Jim Service has over 30 years of experience related to power systems and, in particular, managing and utilizing large databases of power system data. He has worked in the area of Data Automation, i.e., implementa-tion of complete solutions, through the use of standard or novel methods, to acquire data and process it via spreadsheets or database queries and stored functions. Jim also has wide-ranging experience in data display on

the web, in office applications, asset condition assessment tools, asset condition health indexes, etc. He has developed applied engineering software in such diverse areas as turbo-generator SSFR, robotics, arc hazard analysis, electrical energy market simulation, “smart meter” data analysis, transmission line fault location, and geomagnetically induced current monitoring.

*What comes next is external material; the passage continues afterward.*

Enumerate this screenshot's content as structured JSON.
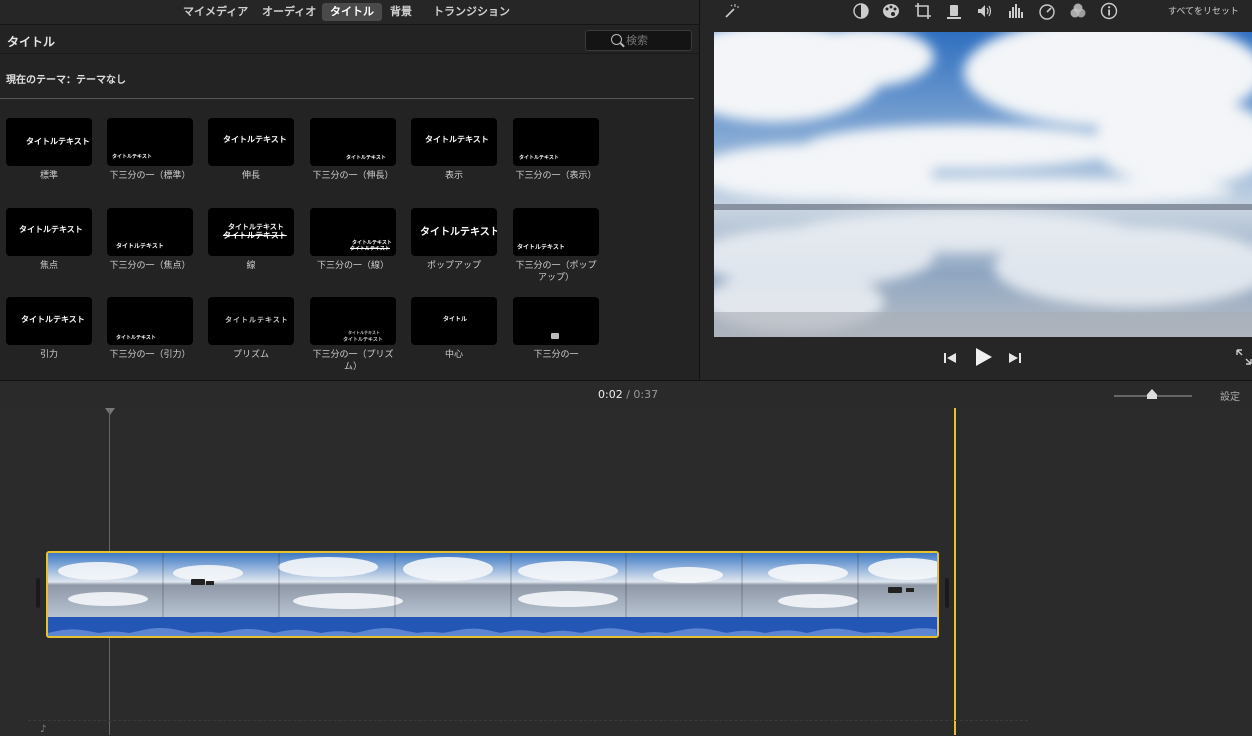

In addition to his engineering expertise, Jim is a qualified ISO 9000:2001 and ISO 17025 internal auditor and a Z299.x and N286 QA inspector. Jim is registered as a Professional Engineer in the province of Ontario.

Fan Wang obtained his B. Eng, M. Eng., and Ph.D. degrees from Tsinghua University (China), National University of Singapore (Singapore), and Chalmers University of Technology (Sweden), respectively. He worked as an electrical engineer at South-west Electric Power Design Institute (China) for 5 years, and as a systems engineer at Honeywell Canada for 2 years before join-

ing Kinectrics as an engineer/scientist in 2007. His working and research experiences are in the fields of power system asset management, power quality, protective relays, and power plants/substations engineering design. He is a licensed professional engineer of PEO and member of IEEE.